The more money you earn, the more you collect from social security.
Peter Diamond, an economist at the Massachusetts Institute of Technology:
Don't mess with success. "In Social Security, we have a basic structure that's been really terrific for this country."
see: Bush pushes for overhaul; others say go slow, if at all; by Jonathan Weisman; USA TODAY; Wednesday, September 5, 2001, page 1A
and 4A.
"...low wage earners don't live as long as wealthier retirees on average."
"...a lot of people don't have the dicipline to save, and others might lose their savings through risky investments."
Social Security is always there and the public seems to want to keep it that way.

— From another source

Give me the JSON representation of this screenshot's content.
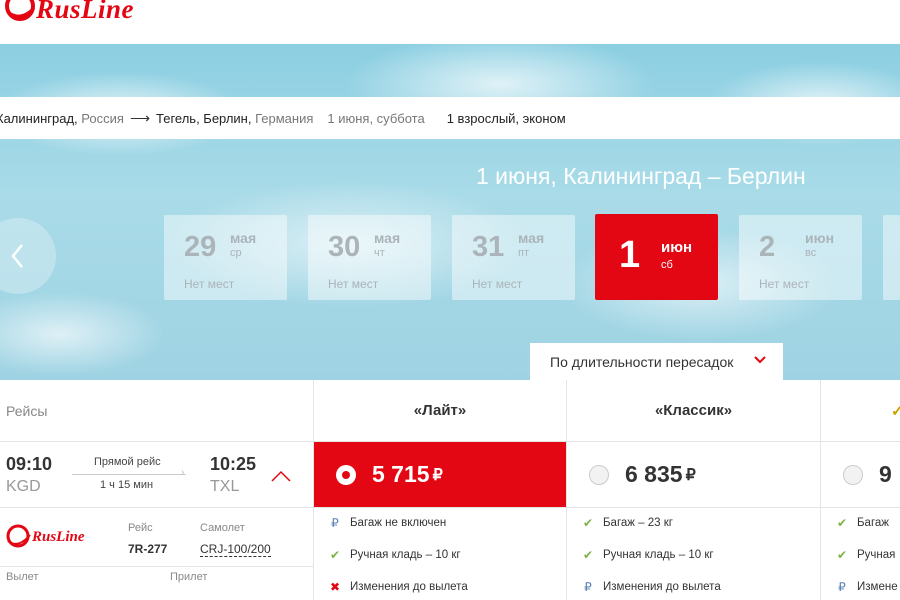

Reference: Payroll tax relief isn't high on political agenda, USA Today, September 24, 1999, page 2A
FACT: Sixty six percent of retirees rely on Social Security for at least half of their retirement income.
Planners say that Social Security generally should provide no more than one-third of the average worker's retirement income. Of the remaining to-thirds, one-third should come from pensions and one-third from personal savings.

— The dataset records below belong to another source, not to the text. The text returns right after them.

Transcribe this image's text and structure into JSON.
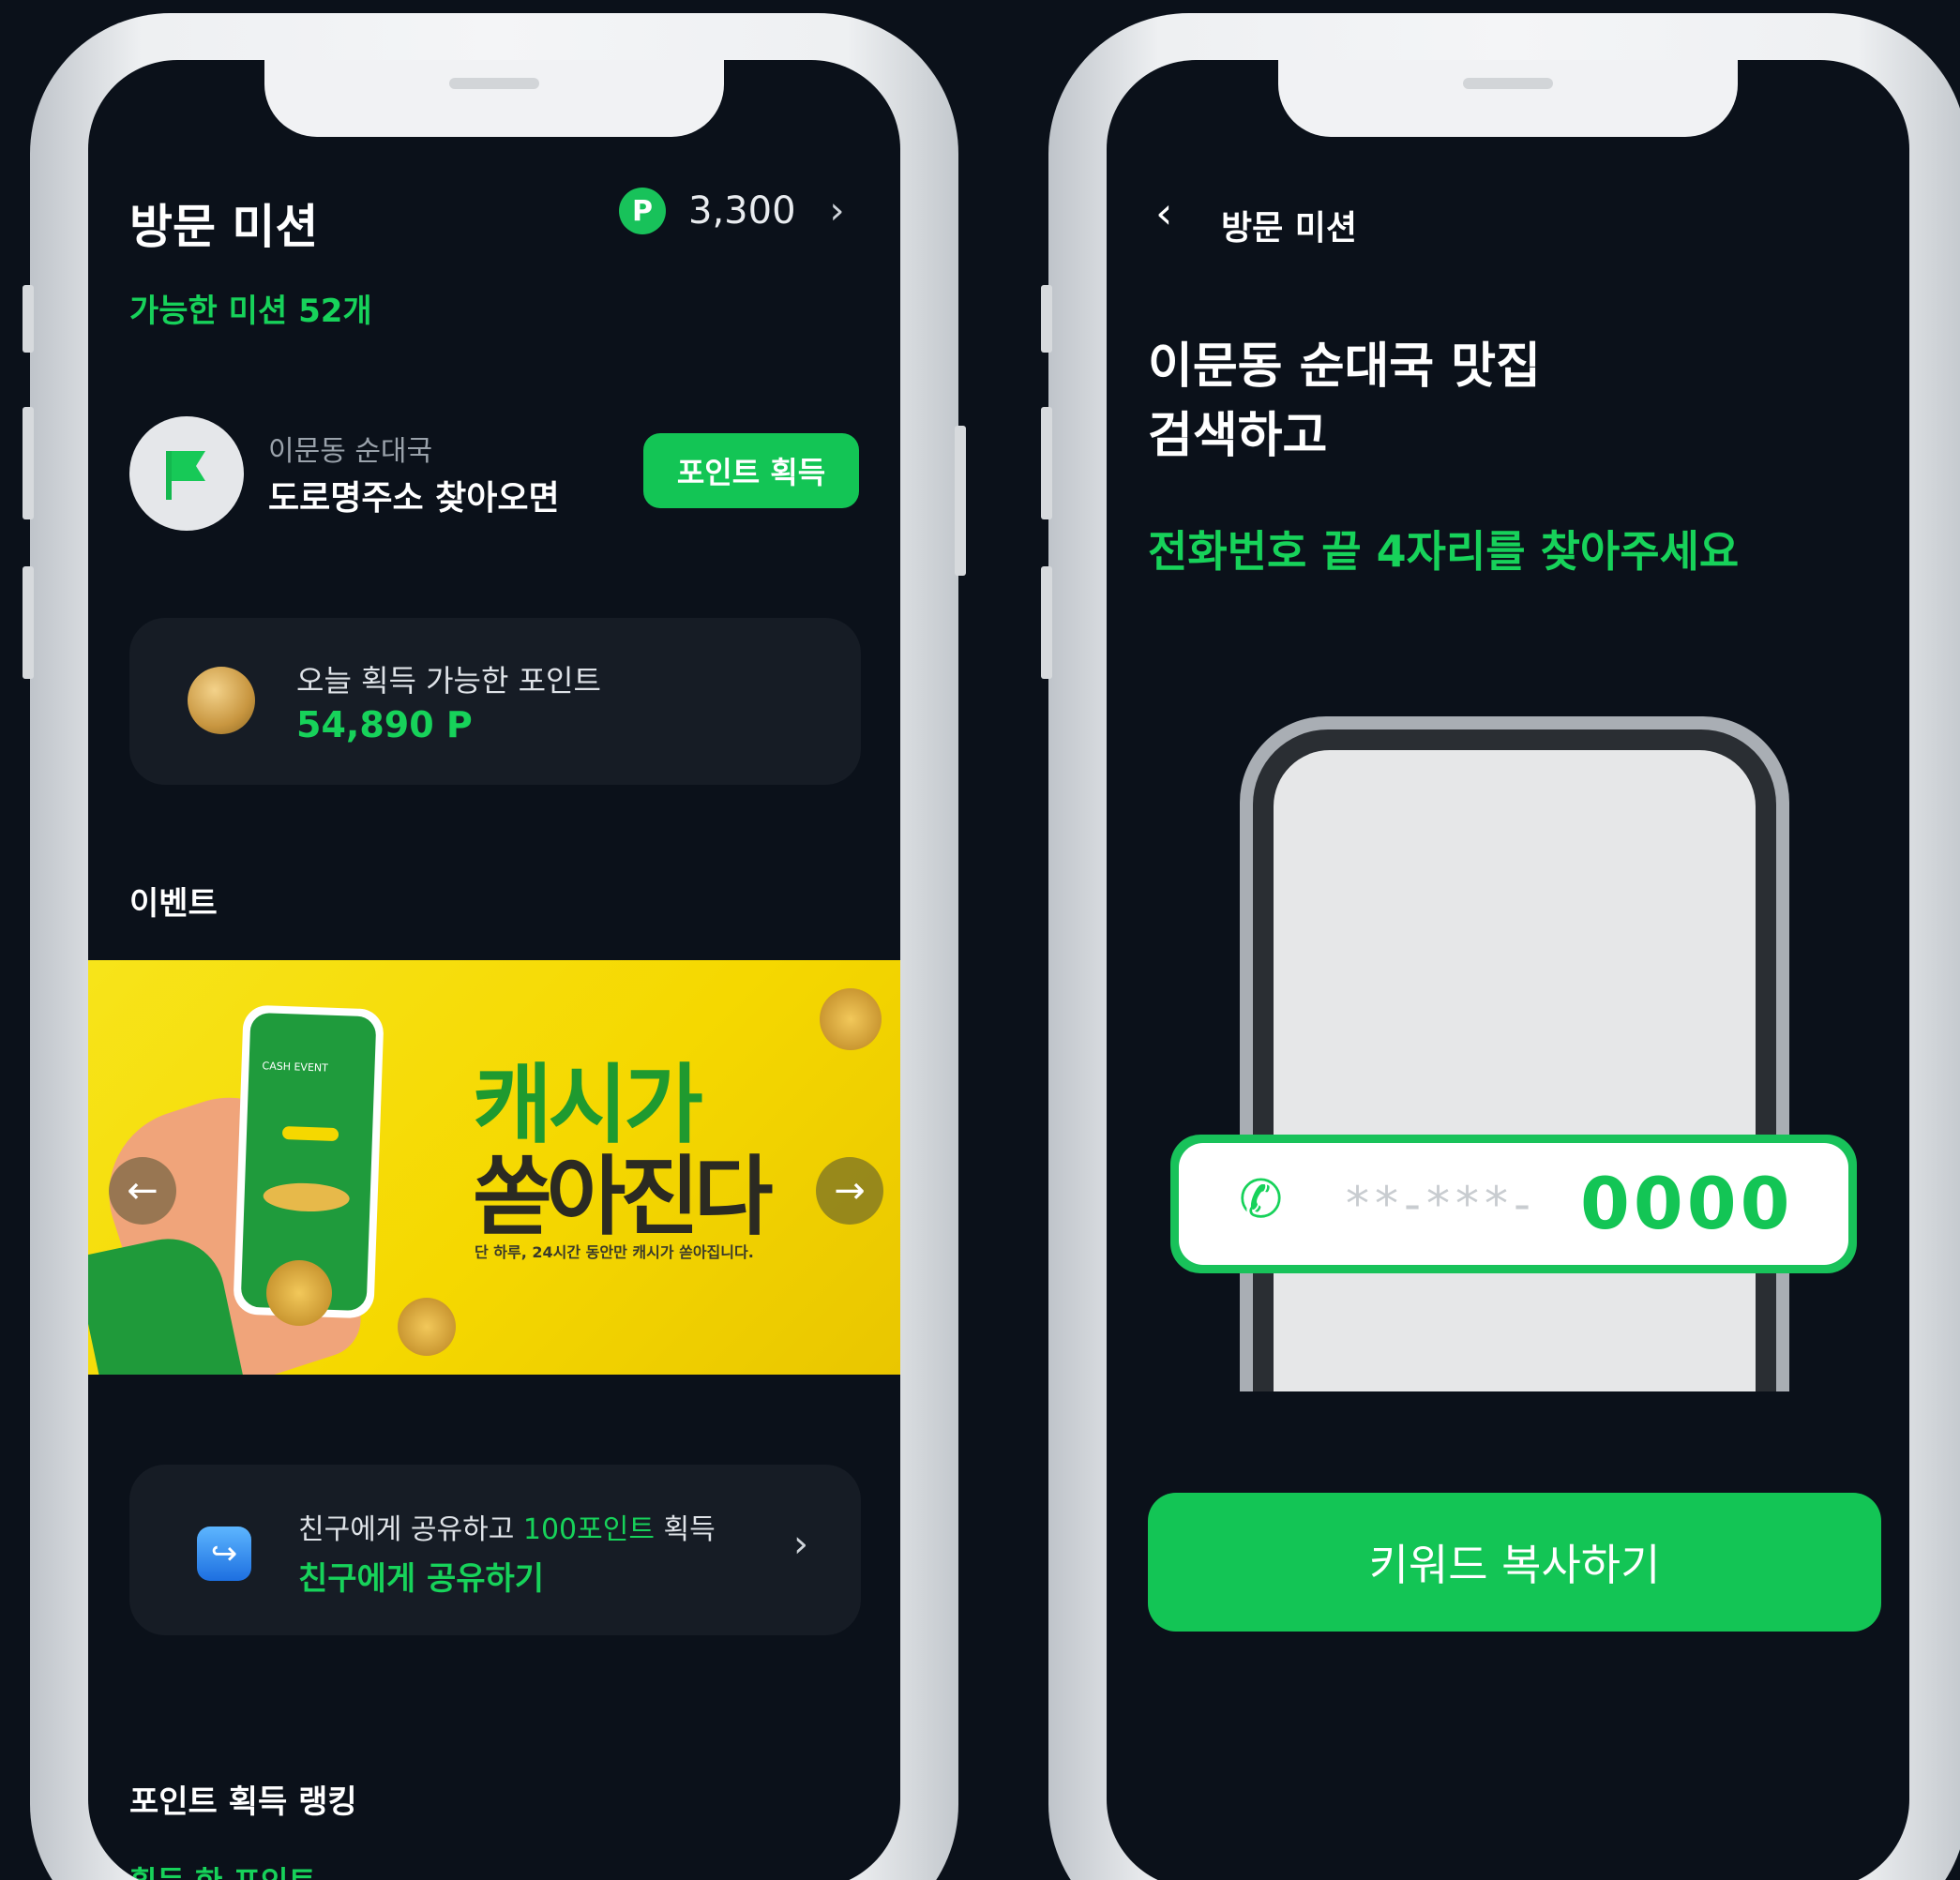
{
  "left": {
    "header": {
      "title": "방문 미션",
      "points": "3,300",
      "badge": "P"
    },
    "missions_count": "가능한 미션 52개",
    "mission": {
      "place": "이문동 순대국",
      "desc": "도로명주소 찾아오면",
      "button": "포인트 획득"
    },
    "today_card": {
      "label": "오늘 획득 가능한 포인트",
      "value": "54,890 P"
    },
    "event_section": "이벤트",
    "banner": {
      "headline1": "캐시가",
      "headline2": "쏟아진다",
      "sub": "단 하루, 24시간 동안만 캐시가 쏟아집니다.",
      "phone_text": "CASH EVENT"
    },
    "share_card": {
      "line1_prefix": "친구에게 공유하고 ",
      "line1_highlight": "100포인트",
      "line1_suffix": " 획득",
      "line2": "친구에게 공유하기"
    },
    "ranking_title": "포인트 획득 랭킹",
    "ranking_sub": "획득 한 포인트"
  },
  "right": {
    "nav_title": "방문 미션",
    "heading_line1": "이문동 순대국 맛집",
    "heading_line2": "검색하고",
    "instruction": "전화번호 끝 4자리를 찾아주세요",
    "phone_masked": "**-***-",
    "phone_digits": "0000",
    "copy_button": "키워드 복사하기"
  },
  "colors": {
    "accent": "#17d25a",
    "background": "#0b111a",
    "card": "#161c25",
    "banner": "#f5d800"
  },
  "icons": [
    "flag-icon",
    "coin-icon",
    "share-icon",
    "phone-call-icon",
    "back-icon",
    "chevron-right-icon",
    "arrow-left-icon",
    "arrow-right-icon"
  ]
}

Reference: Benefit report aids retirement plan by Christine Dugas, USA TODAY, September 24, 1999, Page 3B.
Did you know that most Americans are not covered by a company pension/retirement plan?
According to the U. S. Department of Labor, one out of every two employees is covered by a pension plan.
A pension plan is a regular and dependable source of income from the time you retire until the day you die.
A 401K plan and an IRA are not company pension plans.
Most companies today are eliminating their employee pension plans (because of the high costs) and fooling employees into believing that a company sponsored 401K plan is a company pension plan.
A 401K plan and an IRA are not regular and dependable sources of income from the time you retire until the day you die. If you don't have a pension plan at work, you may not have money in your golden years.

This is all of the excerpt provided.